We must hold on our radar screens the black churches. One of the leading black reformed ministers in America is Eric Redmond. He serves a church in Maryland, not far from where Mark Dever is in DC. Also on our screens is the home school factor. The home school movement is extensive in the US and has paved the way for many since much of the curriculum comes from a Reformed persuasion.

Collin Hansen has not forgotten small churches and rural areas. To round things off he visited his original home in South Dakota, a little place of his childhood called Dell Rapids. There he discovered a newly planted church with about fifty in attendance. Andy Wright is the pastor. He enjoys fellowship with a number of pastors in South Dakota who share his Calvinistic views. One of these is Pastor Ryan Franchuk, First Baptist Church, Emery, South Dakota (population 450). Ryan has published a booklet called, The Handy Dandy Doctrines of Grace Bible Verse Reference Guide which lists proof texts for TULIP.

Hansen’s experience in South Dakota was positive. Many other areas are negative. For example, in Rhode Island we know of only two small Calvinistic Baptist assemblies and one tiny Reformed Presbyterian church while Connecticut has only two or three and Massachusetts fewer than ten. This is a far cry from the days of the New Light Calvinists, the tremendous influence of Jonathan Edwards and the days of Isaac Backus when there were hundreds of such churches. Also some Reformed groups that flourished briefly have declined numerically or become extinct. These reflections remind us of areas in the vastness of the USA which are miserably barren and in which it is difficult to find a sovereign grace church. Nevertheless Hansen’s book highlights positive scenarios which should surely fuel our prayers and encourage us to use the now enormous arsenal of free grace literature to encourage reformation and revival.

Criticisms? No!
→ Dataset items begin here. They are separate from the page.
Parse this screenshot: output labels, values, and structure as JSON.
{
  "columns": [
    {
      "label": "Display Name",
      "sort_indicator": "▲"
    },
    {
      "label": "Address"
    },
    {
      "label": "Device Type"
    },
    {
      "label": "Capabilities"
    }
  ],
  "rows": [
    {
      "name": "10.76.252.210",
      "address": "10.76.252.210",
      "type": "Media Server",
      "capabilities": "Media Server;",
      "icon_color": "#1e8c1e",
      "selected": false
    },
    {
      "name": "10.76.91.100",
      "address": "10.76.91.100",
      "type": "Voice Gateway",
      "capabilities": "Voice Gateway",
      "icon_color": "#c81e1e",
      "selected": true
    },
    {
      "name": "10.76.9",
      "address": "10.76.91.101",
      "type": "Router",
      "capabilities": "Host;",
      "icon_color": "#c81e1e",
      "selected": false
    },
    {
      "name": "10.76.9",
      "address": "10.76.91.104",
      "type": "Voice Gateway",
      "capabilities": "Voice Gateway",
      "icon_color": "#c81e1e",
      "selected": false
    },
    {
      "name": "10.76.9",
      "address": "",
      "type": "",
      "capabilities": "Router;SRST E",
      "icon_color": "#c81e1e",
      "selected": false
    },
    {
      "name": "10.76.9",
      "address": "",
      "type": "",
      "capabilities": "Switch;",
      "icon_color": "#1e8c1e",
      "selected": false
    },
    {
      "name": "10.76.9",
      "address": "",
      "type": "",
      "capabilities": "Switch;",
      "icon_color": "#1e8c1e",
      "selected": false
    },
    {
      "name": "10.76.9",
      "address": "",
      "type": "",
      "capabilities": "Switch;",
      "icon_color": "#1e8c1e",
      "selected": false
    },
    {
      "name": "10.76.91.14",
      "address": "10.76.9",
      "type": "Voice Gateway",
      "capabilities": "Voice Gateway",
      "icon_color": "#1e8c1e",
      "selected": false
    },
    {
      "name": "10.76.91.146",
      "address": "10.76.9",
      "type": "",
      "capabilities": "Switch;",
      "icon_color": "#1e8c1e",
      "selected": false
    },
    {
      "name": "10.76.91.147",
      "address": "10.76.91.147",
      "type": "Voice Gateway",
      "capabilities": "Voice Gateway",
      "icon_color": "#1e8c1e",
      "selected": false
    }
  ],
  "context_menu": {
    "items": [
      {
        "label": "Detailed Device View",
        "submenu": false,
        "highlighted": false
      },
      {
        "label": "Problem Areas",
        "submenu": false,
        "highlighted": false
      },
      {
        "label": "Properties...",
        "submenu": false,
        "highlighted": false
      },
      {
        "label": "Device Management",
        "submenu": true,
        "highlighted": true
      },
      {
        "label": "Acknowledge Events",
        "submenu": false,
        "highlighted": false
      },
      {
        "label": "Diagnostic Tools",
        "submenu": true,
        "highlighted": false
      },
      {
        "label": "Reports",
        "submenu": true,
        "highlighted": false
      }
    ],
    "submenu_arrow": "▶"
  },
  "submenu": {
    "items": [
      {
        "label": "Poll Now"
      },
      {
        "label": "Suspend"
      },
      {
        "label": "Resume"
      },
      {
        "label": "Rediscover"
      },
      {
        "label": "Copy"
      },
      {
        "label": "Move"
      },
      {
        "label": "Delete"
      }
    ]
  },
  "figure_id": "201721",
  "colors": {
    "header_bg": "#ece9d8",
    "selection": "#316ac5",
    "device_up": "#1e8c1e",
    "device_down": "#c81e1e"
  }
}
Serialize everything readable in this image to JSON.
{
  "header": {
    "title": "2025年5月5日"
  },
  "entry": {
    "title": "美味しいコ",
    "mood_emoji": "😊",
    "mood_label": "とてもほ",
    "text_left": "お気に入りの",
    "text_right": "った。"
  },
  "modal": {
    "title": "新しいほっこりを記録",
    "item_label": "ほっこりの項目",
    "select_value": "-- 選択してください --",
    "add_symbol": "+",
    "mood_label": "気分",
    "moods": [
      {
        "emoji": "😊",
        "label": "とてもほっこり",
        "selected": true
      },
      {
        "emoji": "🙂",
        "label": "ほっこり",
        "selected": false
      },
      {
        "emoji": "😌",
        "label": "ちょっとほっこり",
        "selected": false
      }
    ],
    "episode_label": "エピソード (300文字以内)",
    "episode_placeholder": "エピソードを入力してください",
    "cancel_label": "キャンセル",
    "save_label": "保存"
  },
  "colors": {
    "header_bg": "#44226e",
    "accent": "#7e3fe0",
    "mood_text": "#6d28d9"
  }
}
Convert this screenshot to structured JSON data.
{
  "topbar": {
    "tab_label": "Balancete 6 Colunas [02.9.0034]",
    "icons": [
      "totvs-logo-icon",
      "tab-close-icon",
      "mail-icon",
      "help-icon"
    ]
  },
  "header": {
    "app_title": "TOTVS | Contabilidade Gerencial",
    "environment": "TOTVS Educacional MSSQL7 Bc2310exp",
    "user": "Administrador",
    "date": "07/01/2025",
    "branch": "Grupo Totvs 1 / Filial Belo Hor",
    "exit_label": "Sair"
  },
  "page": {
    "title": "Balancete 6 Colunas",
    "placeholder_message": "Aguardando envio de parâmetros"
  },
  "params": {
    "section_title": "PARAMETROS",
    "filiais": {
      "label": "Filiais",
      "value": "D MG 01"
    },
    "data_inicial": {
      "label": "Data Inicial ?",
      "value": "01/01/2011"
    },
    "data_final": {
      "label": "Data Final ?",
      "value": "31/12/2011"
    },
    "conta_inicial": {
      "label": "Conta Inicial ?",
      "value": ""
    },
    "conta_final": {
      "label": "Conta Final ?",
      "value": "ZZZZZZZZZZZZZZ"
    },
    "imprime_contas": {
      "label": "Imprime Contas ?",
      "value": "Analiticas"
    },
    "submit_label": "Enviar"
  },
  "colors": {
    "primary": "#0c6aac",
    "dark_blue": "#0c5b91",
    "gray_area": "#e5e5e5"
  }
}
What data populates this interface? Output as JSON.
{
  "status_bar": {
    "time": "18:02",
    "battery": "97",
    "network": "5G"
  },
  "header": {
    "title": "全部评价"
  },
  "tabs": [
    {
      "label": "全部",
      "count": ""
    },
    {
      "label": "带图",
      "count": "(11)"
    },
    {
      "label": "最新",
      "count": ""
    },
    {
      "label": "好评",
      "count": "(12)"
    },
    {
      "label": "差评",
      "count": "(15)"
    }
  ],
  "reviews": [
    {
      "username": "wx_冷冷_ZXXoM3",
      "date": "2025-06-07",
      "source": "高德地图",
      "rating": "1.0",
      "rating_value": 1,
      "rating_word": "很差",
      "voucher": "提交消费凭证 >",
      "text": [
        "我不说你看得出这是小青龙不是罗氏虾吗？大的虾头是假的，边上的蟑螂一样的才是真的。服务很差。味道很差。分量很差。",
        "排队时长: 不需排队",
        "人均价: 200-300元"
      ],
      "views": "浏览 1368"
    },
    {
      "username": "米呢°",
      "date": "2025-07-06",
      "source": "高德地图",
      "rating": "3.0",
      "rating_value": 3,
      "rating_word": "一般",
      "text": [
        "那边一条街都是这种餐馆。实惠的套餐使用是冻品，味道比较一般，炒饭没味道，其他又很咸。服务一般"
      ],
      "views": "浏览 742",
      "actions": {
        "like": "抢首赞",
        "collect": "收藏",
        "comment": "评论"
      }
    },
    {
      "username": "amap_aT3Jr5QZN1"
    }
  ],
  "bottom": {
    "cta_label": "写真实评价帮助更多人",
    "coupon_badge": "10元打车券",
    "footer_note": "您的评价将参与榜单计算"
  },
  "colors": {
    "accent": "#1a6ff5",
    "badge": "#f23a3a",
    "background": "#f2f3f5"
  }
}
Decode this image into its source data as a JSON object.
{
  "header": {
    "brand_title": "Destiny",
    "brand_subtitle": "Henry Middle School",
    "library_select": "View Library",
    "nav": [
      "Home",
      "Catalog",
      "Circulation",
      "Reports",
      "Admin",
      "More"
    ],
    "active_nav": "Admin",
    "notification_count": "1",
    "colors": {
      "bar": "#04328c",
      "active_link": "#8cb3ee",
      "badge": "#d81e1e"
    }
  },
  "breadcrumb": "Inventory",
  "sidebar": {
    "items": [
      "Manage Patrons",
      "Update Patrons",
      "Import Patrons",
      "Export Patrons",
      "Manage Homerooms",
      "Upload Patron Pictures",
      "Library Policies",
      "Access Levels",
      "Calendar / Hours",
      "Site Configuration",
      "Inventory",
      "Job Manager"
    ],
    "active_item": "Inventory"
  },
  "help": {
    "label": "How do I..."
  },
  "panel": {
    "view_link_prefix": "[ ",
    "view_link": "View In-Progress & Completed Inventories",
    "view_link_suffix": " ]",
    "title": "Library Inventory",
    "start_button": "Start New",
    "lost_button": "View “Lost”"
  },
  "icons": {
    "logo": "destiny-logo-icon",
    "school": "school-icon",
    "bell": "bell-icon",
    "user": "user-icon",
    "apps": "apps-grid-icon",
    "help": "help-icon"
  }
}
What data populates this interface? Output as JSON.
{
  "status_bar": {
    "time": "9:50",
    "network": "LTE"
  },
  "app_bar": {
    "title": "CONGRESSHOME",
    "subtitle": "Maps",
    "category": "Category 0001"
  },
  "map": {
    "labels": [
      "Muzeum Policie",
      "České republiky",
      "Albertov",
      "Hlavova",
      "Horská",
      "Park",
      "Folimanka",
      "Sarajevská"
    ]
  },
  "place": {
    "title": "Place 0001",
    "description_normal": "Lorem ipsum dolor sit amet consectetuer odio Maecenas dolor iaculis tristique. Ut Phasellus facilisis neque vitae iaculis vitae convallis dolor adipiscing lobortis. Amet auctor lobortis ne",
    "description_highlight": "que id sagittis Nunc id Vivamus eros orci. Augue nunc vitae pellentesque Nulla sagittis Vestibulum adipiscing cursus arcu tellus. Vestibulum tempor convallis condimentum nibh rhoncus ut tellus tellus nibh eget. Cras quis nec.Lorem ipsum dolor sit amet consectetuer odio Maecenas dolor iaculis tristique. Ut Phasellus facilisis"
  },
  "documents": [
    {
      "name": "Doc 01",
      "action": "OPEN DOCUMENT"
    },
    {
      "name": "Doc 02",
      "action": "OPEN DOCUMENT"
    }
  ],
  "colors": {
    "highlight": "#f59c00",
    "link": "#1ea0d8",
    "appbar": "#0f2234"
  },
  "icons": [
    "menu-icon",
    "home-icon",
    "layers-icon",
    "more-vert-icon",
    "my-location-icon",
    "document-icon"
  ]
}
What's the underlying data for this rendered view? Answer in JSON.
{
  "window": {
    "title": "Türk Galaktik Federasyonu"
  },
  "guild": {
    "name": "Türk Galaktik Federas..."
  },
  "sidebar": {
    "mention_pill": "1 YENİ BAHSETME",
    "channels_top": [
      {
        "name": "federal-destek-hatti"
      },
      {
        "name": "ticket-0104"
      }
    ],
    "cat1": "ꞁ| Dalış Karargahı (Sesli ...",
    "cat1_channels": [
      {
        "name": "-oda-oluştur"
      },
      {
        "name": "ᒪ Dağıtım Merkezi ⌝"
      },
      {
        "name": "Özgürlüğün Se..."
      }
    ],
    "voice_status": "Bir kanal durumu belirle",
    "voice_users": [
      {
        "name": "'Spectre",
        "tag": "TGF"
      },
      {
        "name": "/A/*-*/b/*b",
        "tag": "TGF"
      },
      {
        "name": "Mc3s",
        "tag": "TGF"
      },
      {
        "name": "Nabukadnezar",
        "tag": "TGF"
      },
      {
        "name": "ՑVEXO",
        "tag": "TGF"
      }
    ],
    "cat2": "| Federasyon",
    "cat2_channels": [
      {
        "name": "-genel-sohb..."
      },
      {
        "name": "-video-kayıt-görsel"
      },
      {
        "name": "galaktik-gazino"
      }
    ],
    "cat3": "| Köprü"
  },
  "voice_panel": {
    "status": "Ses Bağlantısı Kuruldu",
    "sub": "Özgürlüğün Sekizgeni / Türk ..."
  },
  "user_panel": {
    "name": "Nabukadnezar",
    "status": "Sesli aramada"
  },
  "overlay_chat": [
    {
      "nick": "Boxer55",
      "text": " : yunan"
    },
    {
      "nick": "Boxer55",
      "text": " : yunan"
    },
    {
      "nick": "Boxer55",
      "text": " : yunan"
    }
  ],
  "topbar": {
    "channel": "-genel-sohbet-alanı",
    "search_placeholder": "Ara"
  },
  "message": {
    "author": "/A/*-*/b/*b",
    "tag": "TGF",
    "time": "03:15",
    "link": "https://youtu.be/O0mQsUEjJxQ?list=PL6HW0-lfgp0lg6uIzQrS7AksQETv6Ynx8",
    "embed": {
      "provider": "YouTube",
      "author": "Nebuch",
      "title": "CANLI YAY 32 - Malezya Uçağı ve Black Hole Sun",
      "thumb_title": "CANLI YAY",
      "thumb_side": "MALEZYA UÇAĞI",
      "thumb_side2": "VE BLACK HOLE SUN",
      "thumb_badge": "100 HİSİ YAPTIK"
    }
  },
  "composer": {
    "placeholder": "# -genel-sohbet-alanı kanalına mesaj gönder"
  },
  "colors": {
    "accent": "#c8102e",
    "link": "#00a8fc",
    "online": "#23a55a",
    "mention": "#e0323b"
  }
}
This is an easy to read book with a fine balance of personal testimonies and reports of interviews. Suggestions? Yes! In the next edition Collin Hansen should seek again an interview with John MacArthur Jr., his first request having been declined. The ministries led by MacArthur represent a large proportion of the Calvinistic resurgence. Likewise interviews with R C Sproul who leads a large annual conference and Tim Keller of Manhattan, New York, will help give a balanced perspective. A review of the ministry of the Reformed Theological Seminaries will add value to the volume.

150 years ago a great revival began in New York City and spread not only across America but to other countries too. Is this resurgence a divine preparation for another great spiritual awakening?

D A Carson in his endorsement of this book provides a timely warning,

This is not the time for Reformed triumphalism. It is time for quiet gratitude to God and earnest intercessory prayer, with tears, that what has begun will flourish beyond all human expectation.